Willams Knight recently met with downtown restaurant operators to gain more insight into their plight during the now six-month-long COVID-19 pandemic.
“It was so painfully shocking. I felt the helplessness that these business owners feel just sitting there with no assistance in sight,” Willams Knight told SABJ. “It’s almost unconscionable that you can have an industry that’s been embattled for six months with government mandates and closures … and somehow think it’s all going to be OK.”
While some businesses were able to take advantage of federal Paycheck Protection Program loans earlier this summer, many say that money is long gone. New measures before Congress could provide a new round of relief funding, but those efforts are mired in partisan deadlock.
Although some San Antonio restaurants have adapted to curbside service, Willams Knight lamented to the Business Journal that river-level establishments don’t have that option.
“They’re sitting ducks, just waiting," she said. The tourists aren’t coming. The conventions aren’t coming.”

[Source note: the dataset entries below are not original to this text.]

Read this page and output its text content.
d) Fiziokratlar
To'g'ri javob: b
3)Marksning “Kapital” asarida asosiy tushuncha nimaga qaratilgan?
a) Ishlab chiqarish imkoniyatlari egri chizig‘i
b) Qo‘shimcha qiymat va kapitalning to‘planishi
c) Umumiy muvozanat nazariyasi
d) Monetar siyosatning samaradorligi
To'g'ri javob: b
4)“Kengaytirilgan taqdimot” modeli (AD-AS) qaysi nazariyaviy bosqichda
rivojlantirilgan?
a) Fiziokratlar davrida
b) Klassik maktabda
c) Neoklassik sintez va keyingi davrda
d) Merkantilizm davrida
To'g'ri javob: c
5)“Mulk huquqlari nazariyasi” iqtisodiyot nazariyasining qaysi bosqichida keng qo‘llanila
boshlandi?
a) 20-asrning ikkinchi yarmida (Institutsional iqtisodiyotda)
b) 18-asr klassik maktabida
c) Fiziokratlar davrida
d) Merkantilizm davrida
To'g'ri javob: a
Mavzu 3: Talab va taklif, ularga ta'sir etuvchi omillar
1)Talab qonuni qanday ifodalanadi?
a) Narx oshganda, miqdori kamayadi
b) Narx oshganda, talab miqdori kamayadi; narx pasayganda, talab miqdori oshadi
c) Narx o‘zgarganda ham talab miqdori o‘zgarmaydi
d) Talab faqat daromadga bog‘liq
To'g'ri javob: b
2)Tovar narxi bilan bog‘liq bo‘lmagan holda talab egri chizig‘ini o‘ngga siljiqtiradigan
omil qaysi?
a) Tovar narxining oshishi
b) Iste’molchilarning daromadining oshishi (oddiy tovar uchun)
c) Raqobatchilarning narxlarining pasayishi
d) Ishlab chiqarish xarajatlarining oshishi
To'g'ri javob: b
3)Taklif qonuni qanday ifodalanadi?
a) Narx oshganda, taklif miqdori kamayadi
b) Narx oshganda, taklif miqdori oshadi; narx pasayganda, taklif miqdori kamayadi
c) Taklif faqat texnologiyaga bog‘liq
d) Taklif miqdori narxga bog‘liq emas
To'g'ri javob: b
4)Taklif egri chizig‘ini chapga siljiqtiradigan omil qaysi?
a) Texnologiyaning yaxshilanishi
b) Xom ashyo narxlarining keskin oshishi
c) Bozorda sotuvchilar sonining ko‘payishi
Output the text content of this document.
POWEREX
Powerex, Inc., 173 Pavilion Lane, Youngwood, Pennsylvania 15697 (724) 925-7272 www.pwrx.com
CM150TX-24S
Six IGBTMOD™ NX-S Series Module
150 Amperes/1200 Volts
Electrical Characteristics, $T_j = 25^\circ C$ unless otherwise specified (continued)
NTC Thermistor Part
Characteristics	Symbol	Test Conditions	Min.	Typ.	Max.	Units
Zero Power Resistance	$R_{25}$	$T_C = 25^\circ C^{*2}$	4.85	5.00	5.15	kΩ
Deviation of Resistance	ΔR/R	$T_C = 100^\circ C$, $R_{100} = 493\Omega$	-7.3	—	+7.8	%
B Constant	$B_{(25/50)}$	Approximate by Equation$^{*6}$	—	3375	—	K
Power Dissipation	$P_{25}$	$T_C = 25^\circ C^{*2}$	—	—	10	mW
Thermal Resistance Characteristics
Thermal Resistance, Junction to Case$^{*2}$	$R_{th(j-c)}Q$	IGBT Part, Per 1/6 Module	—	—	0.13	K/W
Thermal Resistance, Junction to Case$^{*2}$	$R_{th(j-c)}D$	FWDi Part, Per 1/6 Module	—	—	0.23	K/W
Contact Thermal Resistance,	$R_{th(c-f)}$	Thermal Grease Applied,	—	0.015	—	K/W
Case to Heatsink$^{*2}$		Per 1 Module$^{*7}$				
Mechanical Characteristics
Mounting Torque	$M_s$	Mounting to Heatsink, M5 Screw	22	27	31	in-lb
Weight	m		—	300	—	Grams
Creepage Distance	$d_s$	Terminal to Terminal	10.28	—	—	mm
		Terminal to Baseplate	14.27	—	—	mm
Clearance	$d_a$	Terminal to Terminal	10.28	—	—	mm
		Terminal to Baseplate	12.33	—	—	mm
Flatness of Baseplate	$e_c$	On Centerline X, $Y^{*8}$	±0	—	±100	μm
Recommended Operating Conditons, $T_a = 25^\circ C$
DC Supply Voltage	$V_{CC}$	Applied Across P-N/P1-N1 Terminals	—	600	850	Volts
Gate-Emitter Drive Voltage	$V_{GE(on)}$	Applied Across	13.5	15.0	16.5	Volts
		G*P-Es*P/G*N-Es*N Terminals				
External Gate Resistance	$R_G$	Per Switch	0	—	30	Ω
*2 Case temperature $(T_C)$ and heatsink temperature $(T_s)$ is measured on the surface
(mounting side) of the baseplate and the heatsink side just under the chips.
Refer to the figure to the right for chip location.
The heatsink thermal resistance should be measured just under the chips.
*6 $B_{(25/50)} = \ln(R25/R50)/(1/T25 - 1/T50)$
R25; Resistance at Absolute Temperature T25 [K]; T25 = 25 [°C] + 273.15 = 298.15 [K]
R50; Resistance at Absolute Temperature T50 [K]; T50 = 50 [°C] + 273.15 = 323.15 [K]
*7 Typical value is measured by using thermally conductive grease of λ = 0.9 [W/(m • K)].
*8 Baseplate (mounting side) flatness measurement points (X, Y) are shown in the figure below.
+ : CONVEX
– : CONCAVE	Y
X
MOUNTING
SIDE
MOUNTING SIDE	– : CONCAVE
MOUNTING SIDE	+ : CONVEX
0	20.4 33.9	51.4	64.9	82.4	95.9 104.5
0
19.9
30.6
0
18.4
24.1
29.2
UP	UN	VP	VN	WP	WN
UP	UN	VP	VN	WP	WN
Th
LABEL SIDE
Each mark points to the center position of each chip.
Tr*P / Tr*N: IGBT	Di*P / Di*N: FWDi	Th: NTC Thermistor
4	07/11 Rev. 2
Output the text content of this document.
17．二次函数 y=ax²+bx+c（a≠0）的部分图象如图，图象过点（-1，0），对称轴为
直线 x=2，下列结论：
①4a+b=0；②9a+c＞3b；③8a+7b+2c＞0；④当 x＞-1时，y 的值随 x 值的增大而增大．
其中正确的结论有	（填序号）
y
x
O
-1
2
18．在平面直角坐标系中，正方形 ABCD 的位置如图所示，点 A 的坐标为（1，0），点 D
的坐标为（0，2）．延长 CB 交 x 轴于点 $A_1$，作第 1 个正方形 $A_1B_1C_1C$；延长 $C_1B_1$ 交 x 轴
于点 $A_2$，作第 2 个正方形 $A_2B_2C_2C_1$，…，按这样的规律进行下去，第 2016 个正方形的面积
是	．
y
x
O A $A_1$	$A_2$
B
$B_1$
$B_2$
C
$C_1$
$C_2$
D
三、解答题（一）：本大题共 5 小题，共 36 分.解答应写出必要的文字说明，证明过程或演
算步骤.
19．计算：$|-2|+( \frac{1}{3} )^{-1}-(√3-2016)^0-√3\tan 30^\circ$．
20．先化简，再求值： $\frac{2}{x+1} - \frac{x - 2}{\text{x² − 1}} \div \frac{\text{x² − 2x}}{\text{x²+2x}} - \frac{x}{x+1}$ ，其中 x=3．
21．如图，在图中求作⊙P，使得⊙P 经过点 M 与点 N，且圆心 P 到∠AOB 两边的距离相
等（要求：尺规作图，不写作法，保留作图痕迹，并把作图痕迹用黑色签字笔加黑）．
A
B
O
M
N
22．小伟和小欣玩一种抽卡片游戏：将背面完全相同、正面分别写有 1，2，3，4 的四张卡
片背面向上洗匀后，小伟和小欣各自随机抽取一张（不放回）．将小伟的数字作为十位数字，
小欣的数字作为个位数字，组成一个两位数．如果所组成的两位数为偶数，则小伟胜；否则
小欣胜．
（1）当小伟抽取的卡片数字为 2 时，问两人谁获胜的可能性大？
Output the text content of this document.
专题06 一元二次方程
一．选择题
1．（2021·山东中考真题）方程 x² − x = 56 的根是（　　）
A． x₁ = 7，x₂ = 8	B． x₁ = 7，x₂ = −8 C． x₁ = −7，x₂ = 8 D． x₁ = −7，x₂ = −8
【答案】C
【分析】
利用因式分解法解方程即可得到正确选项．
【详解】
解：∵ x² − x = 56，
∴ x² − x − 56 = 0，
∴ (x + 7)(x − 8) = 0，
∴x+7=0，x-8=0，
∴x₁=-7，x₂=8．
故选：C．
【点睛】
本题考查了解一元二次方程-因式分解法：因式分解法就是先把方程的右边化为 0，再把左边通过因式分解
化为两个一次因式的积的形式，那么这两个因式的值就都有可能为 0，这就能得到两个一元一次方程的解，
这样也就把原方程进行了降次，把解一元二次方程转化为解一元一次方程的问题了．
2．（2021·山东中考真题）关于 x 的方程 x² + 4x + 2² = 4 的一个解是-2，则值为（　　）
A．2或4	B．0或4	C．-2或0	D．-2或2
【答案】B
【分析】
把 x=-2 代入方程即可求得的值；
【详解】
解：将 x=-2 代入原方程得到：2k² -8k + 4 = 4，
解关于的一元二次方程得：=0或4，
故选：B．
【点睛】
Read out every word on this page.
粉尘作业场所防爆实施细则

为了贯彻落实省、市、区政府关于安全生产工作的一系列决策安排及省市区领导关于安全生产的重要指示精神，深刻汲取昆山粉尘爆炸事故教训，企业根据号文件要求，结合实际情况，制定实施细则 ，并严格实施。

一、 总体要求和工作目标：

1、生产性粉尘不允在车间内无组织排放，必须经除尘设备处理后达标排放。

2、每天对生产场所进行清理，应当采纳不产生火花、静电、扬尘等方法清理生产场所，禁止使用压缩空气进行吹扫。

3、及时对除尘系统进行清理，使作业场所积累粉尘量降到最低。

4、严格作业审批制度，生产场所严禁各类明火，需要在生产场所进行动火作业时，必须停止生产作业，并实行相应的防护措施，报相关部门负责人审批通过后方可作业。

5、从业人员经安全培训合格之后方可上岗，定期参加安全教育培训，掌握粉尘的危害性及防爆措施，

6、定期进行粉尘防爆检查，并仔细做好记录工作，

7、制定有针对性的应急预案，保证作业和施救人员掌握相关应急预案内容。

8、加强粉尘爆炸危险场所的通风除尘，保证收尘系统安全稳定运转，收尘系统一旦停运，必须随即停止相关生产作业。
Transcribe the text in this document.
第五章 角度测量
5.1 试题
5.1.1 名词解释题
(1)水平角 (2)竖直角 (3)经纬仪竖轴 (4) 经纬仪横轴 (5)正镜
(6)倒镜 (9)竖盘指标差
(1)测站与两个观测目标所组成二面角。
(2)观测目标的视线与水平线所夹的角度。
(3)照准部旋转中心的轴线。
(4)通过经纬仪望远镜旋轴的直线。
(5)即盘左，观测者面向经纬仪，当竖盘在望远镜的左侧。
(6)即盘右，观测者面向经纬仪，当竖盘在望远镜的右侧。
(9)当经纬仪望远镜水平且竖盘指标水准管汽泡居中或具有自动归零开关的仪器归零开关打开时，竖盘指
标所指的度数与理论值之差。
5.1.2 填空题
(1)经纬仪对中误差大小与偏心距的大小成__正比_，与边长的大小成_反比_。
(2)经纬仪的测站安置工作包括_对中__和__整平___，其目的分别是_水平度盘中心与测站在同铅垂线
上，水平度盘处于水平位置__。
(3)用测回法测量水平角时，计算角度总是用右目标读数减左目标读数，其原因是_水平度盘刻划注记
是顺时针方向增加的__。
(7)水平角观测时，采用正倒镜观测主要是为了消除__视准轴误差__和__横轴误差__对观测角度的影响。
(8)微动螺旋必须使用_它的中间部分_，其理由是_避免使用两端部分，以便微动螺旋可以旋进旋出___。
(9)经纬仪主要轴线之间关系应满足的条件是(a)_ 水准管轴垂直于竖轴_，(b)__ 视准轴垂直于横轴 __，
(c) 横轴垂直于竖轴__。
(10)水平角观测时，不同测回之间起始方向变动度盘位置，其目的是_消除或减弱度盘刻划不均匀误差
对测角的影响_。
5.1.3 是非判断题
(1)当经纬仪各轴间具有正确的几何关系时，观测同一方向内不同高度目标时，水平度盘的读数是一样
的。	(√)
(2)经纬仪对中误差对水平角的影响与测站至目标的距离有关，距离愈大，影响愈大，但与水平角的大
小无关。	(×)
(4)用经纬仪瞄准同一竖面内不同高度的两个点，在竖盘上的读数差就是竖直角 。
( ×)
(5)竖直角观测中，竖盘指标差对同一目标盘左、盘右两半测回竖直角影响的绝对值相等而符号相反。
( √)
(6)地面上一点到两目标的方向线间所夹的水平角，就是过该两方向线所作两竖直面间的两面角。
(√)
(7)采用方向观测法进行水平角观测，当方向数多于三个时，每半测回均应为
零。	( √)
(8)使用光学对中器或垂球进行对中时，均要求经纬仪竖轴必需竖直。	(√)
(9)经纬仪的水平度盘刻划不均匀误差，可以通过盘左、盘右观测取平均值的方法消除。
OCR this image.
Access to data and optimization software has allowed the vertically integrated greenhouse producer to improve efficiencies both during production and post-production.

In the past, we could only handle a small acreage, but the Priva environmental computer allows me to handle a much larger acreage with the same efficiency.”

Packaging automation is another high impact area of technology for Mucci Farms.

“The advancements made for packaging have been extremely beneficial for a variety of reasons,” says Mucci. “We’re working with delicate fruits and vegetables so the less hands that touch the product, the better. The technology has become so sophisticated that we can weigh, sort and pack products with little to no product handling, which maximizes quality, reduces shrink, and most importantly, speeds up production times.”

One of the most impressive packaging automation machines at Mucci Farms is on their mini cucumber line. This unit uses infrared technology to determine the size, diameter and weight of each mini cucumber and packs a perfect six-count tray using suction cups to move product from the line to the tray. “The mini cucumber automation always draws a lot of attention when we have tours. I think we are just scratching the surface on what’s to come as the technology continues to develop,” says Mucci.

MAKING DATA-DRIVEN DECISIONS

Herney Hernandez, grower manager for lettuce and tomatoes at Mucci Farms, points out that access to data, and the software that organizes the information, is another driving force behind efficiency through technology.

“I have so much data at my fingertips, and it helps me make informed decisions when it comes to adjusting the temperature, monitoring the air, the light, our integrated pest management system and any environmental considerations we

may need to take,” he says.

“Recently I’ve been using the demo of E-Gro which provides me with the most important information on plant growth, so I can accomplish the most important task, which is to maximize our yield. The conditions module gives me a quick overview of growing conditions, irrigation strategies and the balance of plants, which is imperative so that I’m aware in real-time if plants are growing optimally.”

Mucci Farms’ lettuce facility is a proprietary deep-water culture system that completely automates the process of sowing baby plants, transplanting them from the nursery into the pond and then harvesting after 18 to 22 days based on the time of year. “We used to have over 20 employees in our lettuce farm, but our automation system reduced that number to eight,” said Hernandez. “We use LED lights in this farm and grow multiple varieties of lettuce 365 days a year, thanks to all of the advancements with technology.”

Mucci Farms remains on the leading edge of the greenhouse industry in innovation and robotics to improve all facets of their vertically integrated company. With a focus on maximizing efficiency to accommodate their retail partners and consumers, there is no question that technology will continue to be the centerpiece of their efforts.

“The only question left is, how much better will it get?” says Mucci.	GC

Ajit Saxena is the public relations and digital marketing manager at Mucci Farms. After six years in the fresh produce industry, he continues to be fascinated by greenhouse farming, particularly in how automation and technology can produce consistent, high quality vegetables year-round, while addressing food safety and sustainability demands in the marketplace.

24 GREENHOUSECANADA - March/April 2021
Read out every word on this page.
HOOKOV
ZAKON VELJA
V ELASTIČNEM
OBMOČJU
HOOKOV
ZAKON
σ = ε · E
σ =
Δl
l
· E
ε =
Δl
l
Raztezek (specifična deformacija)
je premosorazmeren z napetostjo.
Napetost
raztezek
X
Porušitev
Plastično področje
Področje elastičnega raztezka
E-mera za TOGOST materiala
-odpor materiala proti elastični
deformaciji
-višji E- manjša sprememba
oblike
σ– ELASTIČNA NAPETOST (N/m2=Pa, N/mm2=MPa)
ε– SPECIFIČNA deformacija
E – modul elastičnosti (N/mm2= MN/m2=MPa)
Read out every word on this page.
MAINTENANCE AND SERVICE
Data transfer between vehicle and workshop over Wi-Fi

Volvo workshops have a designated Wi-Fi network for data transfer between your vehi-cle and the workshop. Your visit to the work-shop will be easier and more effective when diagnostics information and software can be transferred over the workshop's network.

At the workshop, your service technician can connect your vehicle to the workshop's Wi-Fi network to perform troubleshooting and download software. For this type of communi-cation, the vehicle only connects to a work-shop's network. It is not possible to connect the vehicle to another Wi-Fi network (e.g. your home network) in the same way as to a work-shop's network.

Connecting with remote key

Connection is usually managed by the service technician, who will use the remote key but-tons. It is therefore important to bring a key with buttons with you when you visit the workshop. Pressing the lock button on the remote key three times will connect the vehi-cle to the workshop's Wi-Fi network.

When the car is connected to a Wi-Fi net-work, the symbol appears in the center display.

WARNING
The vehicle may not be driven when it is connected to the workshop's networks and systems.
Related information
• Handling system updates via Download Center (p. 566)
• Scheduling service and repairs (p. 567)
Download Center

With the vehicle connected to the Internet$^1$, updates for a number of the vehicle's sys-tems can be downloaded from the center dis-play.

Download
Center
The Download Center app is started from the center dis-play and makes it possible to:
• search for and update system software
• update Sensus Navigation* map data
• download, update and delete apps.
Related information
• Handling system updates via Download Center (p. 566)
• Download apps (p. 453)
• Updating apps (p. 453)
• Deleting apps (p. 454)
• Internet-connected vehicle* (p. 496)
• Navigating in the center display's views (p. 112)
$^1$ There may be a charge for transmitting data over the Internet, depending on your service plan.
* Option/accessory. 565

In March, the San Antonio Express-News reported that four of the largest scheduled conventions for 2020 — poised to bring over 26,000 attendees to the Alamo City — bailed out over coronavirus concerns in just one month.
“It’s easy to say, 'If those restaurants close, we’ll just replace them.' It doesn’t work that way. You have brands that have been there for 50-plus years,” Willams Knight told SABJ. “We are in an iceberg moment. The long-term implications for San Antonio and also the state are so significant.”